Então, ministro, por que há escolas públicas boas e escolas públicas ruins?

Paulo Renato - Eu acho que a questão é a participação da comunidade na escola e a gestão da escola, é isso que faz a diferença, porque os professores são os mesmos. Eu estou falando da formação do professor, mas nós temos boas escolas públicas com esses professores que estão aí, nós temos boas escolas públicas com esses salários que estão aí, com essa carreira que está aí. Nós temos boas escolas com as mesmas condições, com os mesmos livros, com tudo. O poder público dá as mesmas condições para todos, por que algumas são boas? Vocês certamente viram já matéria no Jornal Nacional em janeiro sobre a fila na frente das escolas públicas. Toda vez vinham me entrevistar, “ministro, o que o senhor acha?”. A primeira leitura era que estava faltando vaga na escola. Não, estava faltando vaga na boa escola, porque ao lado, você vai ver, tem uma escola vazia, escola pública vazia. Se você for onde tem uma escola pública boa, no mesmo bairro tem uma escola pública ruim. Essa diferença eu acho está na gestão da escola, que envolve a participação da comunidade, a participação dos pais na escola, a capacidade de liderança do diretor da escola. E o diretor tem que ser treinado para isso.
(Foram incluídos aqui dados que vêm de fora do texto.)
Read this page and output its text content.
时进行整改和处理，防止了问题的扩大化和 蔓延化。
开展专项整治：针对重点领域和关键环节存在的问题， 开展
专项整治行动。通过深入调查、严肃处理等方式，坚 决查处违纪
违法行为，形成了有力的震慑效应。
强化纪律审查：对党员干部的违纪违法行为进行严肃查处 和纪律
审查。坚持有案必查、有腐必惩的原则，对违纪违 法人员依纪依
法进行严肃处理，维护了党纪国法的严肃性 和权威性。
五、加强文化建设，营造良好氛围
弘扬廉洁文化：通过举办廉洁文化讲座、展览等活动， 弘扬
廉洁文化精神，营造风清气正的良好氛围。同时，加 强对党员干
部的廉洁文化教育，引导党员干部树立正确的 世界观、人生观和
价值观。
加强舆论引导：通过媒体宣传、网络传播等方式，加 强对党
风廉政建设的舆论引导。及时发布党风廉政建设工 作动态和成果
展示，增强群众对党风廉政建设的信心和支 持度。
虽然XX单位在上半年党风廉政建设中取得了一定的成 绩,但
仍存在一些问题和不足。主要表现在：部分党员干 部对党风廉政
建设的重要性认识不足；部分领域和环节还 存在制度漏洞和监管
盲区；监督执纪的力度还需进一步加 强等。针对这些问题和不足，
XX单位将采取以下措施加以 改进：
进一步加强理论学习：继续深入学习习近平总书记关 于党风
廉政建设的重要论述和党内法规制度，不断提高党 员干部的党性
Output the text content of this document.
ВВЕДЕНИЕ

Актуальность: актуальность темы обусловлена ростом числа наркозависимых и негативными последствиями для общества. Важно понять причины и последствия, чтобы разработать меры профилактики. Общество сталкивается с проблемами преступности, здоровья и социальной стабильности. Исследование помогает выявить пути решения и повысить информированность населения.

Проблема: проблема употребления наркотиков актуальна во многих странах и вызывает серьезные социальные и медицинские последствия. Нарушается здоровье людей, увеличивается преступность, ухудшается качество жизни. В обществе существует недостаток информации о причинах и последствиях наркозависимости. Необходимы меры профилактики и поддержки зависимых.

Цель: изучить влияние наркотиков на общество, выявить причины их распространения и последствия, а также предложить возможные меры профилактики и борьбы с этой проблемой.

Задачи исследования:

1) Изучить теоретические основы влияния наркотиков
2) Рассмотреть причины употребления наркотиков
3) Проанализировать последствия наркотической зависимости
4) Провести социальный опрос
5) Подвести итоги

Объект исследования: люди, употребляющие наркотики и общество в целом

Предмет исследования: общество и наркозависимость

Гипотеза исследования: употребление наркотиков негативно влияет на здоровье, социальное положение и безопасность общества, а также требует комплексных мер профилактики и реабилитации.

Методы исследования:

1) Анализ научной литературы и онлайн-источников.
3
E onde é que entra o setor público? A secretaria, o ministério..

Paulo Renato - Eu acho que a responsabilidade do setor público é implementar as políticas. Por exemplo, eu acho que cada secretaria deveria ter um programa de treinamento de diretor anual.

E por que não tem?

Paulo Renato - Eu acho que algumas têm.

Mas o senhor foi ministro durante oito anos.

Paulo Renato - Mas nós criamos programas, nós criamos uma cartilha para diretor de escola que até hoje está sendo utilizada em programas de treinamento de diretor. Nós criamos programas de treinamento de diretores, de secretários etc. através do Projeto Nordeste, que foram programas muito exitosos. Esses programas estão praticamente parados hoje. Na educação tem outro problema que está na raiz de todos os problemas: é a continuidade das políticas. Você tem que ter continuidade nas políticas, as políticas de educação não podem ser políticas partidárias, tem que ser políticas de estado. Elas têm que estar baseadas cientificamente em bons diagnósticos e serem implementadas como tal. escola pública. Você veja, no Brasil, com exceção do Capanema, segundo, venho eu, terceiro, o Jarbas Passarinho, quarto, o Nei Braga. Nós quatro, que tivemos todos mais de quatro anos de gestão, a média de ministros é de menos de um por ano. E as políticas não têm continuidade, mesmo no atual governo. Você pega a política do Cristóvão e do Tarso e não tem nada que ver uma com a outra.

O senhor considera que elas são diferentes?

Paulo Renato - Totalmente.

Quais são as diferenças? Porque o Tarso disse que não há diferença, o prefeito de São Carlos, Newton Lima Neto, disse que não há diferença.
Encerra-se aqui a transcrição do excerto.